Here's the safe path as a flow. The model proposes; the system disposes.
Notice where the model lives in that diagram. It's the first box. One box. Everything else is plumbing that exists specifically because you don't trust the first box, and shouldn't.
The diagram is the happy path. The point of the plumbing is what happens when the path isn't happy, so here it is to break. Pick an action, flip a safeguard off, and watch which failure class slips through.
nothing yet
each layer catches a distinct failure class. turn one off and that class reaches something irreversible: guardrails off lets the oversized transfer out, simulate off signs a reverting call blind, retry off leaves a half-finished automation stuck. no toggle here removes the hardest part, deciding what the agent is allowed to do in the first place.

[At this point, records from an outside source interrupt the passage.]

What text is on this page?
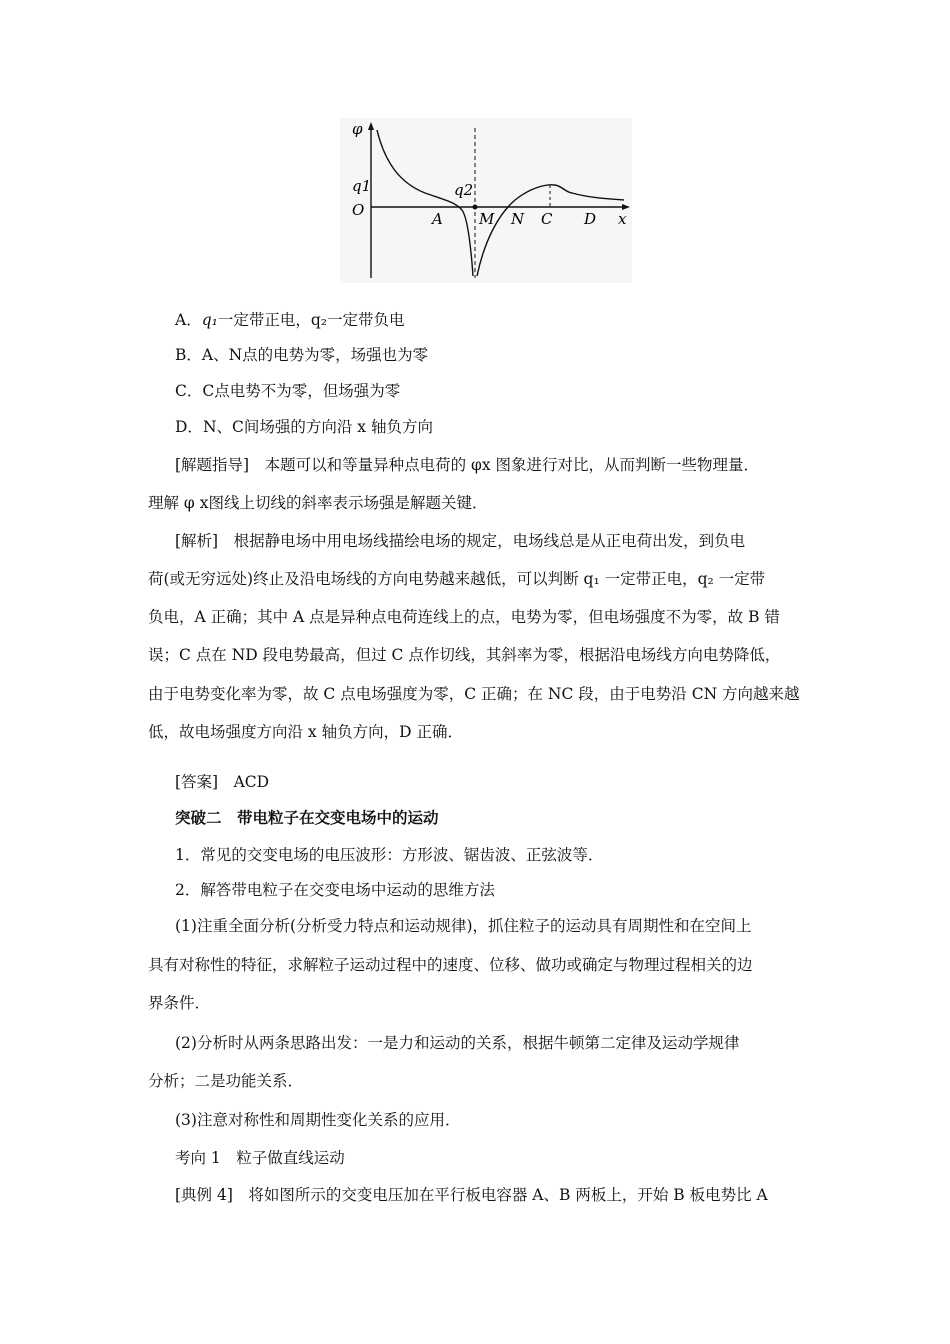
φ
q1
O
q2
A M N C D x
A．q₁一定带正电，q₂一定带负电
B．A、N点的电势为零，场强也为零
C．C点电势不为零，但场强为零
D．N、C间场强的方向沿 x 轴负方向
[解题指导]　本题可以和等量异种点电荷的 φx 图象进行对比，从而判断一些物理量．
理解 φ x图线上切线的斜率表示场强是解题关键．
[解析]　根据静电场中用电场线描绘电场的规定，电场线总是从正电荷出发，到负电
荷(或无穷远处)终止及沿电场线的方向电势越来越低，可以判断 q₁ 一定带正电，q₂ 一定带
负电，A 正确；其中 A 点是异种点电荷连线上的点，电势为零，但电场强度不为零，故 B 错
误；C 点在 ND 段电势最高，但过 C 点作切线，其斜率为零，根据沿电场线方向电势降低，
由于电势变化率为零，故 C 点电场强度为零，C 正确；在 NC 段，由于电势沿 CN 方向越来越
低，故电场强度方向沿 x 轴负方向，D 正确．
[答案]　ACD
突破二　带电粒子在交变电场中的运动
1．常见的交变电场的电压波形：方形波、锯齿波、正弦波等．
2．解答带电粒子在交变电场中运动的思维方法
(1)注重全面分析(分析受力特点和运动规律)，抓住粒子的运动具有周期性和在空间上
具有对称性的特征，求解粒子运动过程中的速度、位移、做功或确定与物理过程相关的边
界条件．
(2)分析时从两条思路出发：一是力和运动的关系，根据牛顿第二定律及运动学规律
分析；二是功能关系．
(3)注意对称性和周期性变化关系的应用．
考向 1　粒子做直线运动
[典例 4]　将如图所示的交变电压加在平行板电容器 A、B 两板上，开始 B 板电势比 A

Each layer catches a distinct class. The oversized transfer dies at the guardrail clamp; the reverting call dies in simulation; the flaky network gets rerouted by retry. Turn the matching safeguard off and that one action walks straight to an irreversible outcome while the others still get caught. That's the whole argument for layering: no single check covers everything, and the cost of a gap is a different incident each time.
Why this keeps turning into a platform
The trap is thinking you'll wire this up per bot. The first one, sure. You hand-roll the simulation step, the slippage clamp, the retry logic, the logging. It takes a week and it works.
Then you build the second bot and copy most of it. The third needs a different chain and your retry logic assumed Base. The fourth needs portfolio rebalancing across four chains and now your guardrails have to reason about positions, not single transactions. Six months in, you realize the actual product you built isn't any of the bots. It's the execution layer underneath them, the part that turns a probabilistic proposer into something you'd let run unattended over real money.
That's why this ends up being a platform whether you meant to build one or not. For us it became B3OS, the onchain engine we run agents on: deterministic execution, self-healing retries, real-time logging of every command, and pre-audited templates so the agent assembles from reviewed pieces instead of improvising contract calls. We didn't build it to have a platform. We built it because we kept rewriting the same cage around every new bot and got tired of it.
The honest part
This is overkill for a hobby script moving $5. If you're poking at a testnet or running a toy that rebalances lunch money, the determinism-and-guardrail tax isn't worth it. Just write the script. The whole calculus only flips when a mistake is expensive or the thing runs unattended, because that's the exact combination that turns a bug into an incident. Cheap and watched, you'll catch it. Expensive and alone, you won't.
And no amount of this removes the hardest decision, which isn't technical at all: deciding what the agent is allowed to do. The cage is only as good as its bars. A platform can enforce "never send to an unknown address" flawlessly and you've still got to be the one who decided that's the rule, what counts as known, and what the agent does when it isn't sure. I wrote more about that proposer/approver split in propose and dispose, and about why letting a model author contract calls at runtime goes wrong in why onchain vibe coding breaks. The determinism requirement above isn't unique to wallets either; it shows up the moment you need to verify a model ran the way it claimed, which is the determinism trap. And if you're metering what the agent spends per call, x402 from scratch is the rail I'd reach for.
The one-line version
If you remember one thing: the difference between a clever demo and something you'd trust with a funded wallet is entirely in the boxes after "agent proposes action." Build those first. The model is the easy part, and it's the part that's supposed to be wrong sometimes. Everything else is there to make sure that being wrong stays a bug and never becomes an incident.